Weekends are not an appropriate time to seek employment in the restaurant industry, so Ben took last weekend to formulate a plan. Monday morning he went to the Marriott to clean out his office. He reported that turning closing his office door for the last time saddened him a bit. He was closing the door on his first executive chef position, and as there are few such positions available he did not know when or if he might have one again. He grew considerably at the Marriott, even if the Marriott and Ben ultimately outgrew each other.
But when one door closes, another eventually opens. After leaving the Marriott Monday morning, Ben went to two restaurants to speak with the managers. By Tuesday he was scheduled for two Wednesday interviews. By Wednesday evening, he had a job offer. I cannot express enough how very proud of Ben I was. He moved to Bakersfield and started to develop his reputation as a chef less than three years ago. In that time he has established himself as a valuable asset to a restaurant. Ben starts his job with Moo Creamery, a small, locally owned restaurant with a modern soda-fountain/creamery concept, next Monday. He has been interested in learning more about the operations of Moo Creamery since the first time he set foot in the place and he will learn as much from the experience there as he will be able to bring to them. I strongly believe Moo is exactly where Ben was meant to be at this point in his life, and that what seems to be a step down in title will actually be the catalyst for much future success.
I'm not quite sure how I could have ever doubted that everything would work out just fine. God has held us closely and given us everything we needed especially in the last year.
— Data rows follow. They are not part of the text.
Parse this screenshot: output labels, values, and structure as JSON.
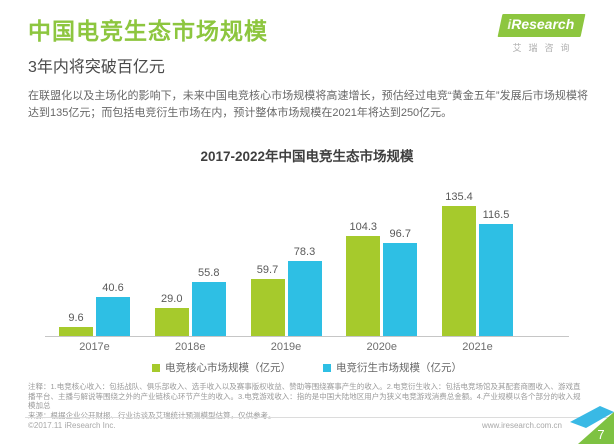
{
  "header": {
    "title": "中国电竞生态市场规模",
    "subtitle": "3年内将突破百亿元",
    "logo": {
      "brand_i": "i",
      "brand": "Research",
      "brand_cn": "艾瑞咨询"
    }
  },
  "description": "在联盟化以及主场化的影响下，未来中国电竞核心市场规模将高速增长，预估经过电竞“黄金五年”发展后市场规模将达到135亿元；而包括电竞衍生市场在内，预计整体市场规模在2021年将达到250亿元。",
  "chart_data": {
    "type": "bar",
    "title": "2017-2022年中国电竞生态市场规模",
    "categories": [
      "2017e",
      "2018e",
      "2019e",
      "2020e",
      "2021e"
    ],
    "series": [
      {
        "name": "电竞核心市场规模（亿元）",
        "color": "#a6ca2c",
        "values": [
          9.6,
          29.0,
          59.7,
          104.3,
          135.4
        ],
        "labels": [
          "9.6",
          "29.0",
          "59.7",
          "104.3",
          "135.4"
        ]
      },
      {
        "name": "电竞衍生市场规模（亿元）",
        "color": "#2ebfe4",
        "values": [
          40.6,
          55.8,
          78.3,
          96.7,
          116.5
        ],
        "labels": [
          "40.6",
          "55.8",
          "78.3",
          "96.7",
          "116.5"
        ]
      }
    ],
    "xlabel": "",
    "ylabel": "",
    "ylim": [
      0,
      150
    ],
    "grid": false,
    "legend_position": "bottom",
    "value_labels": true
  },
  "notes": {
    "annotation": "注释：1.电竞核心收入：包括战队、俱乐部收入、选手收入以及赛事版权收益、赞助等围绕赛事产生的收入。2.电竞衍生收入：包括电竞场馆及其配套商圈收入、游戏直播平台、主播与解说等围绕之外的产业链核心环节产生的收入。3.电竞游戏收入：指的是中国大陆地区用户为狭义电竞游戏消费总金额。4.产业规模以各个部分的收入规模加总",
    "source": "来源：根据企业公开财报、行业访谈及艾瑞统计预测模型估算，仅供参考。"
  },
  "footer": {
    "copyright": "©2017.11 iResearch Inc.",
    "website": "www.iresearch.com.cn",
    "page_number": "7"
  },
  "colors": {
    "title_green": "#8dc63f",
    "bar_green": "#a6ca2c",
    "bar_blue": "#2ebfe4"
  }
}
When Ben starts his new job next week, our empty nest will get a little emptier. After Gabriel's death Ben never did go back to work with the same drive, and accordingly to work the same hours, that he did before, but I know he will approach his new job with full-force. In a perfect world Ben would have Gabriel here and he might be hesitant to work so many hours right now, but in a world where parents lose their babies those parents have to find a reason to go on and Ben has found some reason in Moo Creamery.
I don't know where life will take my professional career next. Nearly three weeks after my interview I still haven't heard from the Public Defender's office and I have lost nearly all hope for a job offer this round. I have faith in the perfection of God's plan, even if it's not my own and I will go where He leads me. He hasn't steered me wrong so far.